North Korea is denying reports that portraits of leader Kim Jong Il have been removed from public places, calling the accounts a US plot to overthrow his government, China's main state news agency reported yesterday.
"It didn't happen before, and will never happen," the Xinhua News Agency quoted North Korean Foreign Ministry official Ri Gyong Son as saying in the North's capital, Pyongyang. Ri called the reports "an intrigue that the US and its attaching countries want to overthrow" the North's government, according to Xinhua.

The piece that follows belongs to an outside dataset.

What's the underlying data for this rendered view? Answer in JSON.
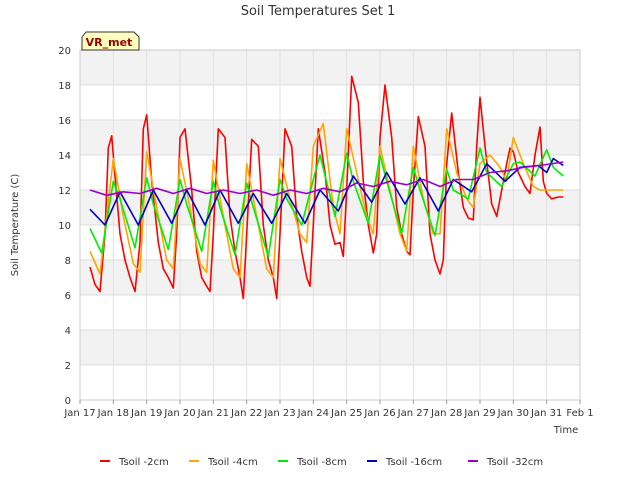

It didn't say when he made the comments.
Russia's Itar-Tass news agency, citing unidentified diplomats, reported this week that portraits of Kim were being removed from buildings in the secretive North.
Kim and his late father, communist founder Kim Il Sung, are the focus of an intense official cult of personality in North Korea and their portraits are hung in all public places. North Korea is locked in a dispute with the United States and its allies over its nuclear program.
"General Kim Jong Il is the fate of the Korean people and the DPRK's socialism. It is unimaginable that DPRK people and army can separate their fates from Kim Jong Il," Ri was quoted as saying, referring to North Korea by the initials of its official name.
"It is nothing but stupid and ridiculous acts just like trying to remove the sun from the sky," Ri said, according to Xinhua. "The adoration for the leader originated from people's life. It will never change."
When asked Thursday about the reports of the portraits being removed, US State Department spokesman Adam Ereli said Washington had not seen "anything going on in North Korea to raise alarm bells."
Also this week, the Tokyo-based Radiopress news agency, which monitors the North, said the communist regime's state press had toned down the extravagant titles it usually bestows on Kim.
Foreign analysts suggested that Kim might have had such adulation reduced in an effort to lower his profile as a target for public discontent over food shortages and economic problems. But South Korea's Yonhap News Agency reported on Thursday that Rodong Sinmun, the main newspaper of the North's ruling party, referred to Kim by the honorific titles "Great Leader" and "Great Commander," indicating that he was still in charge.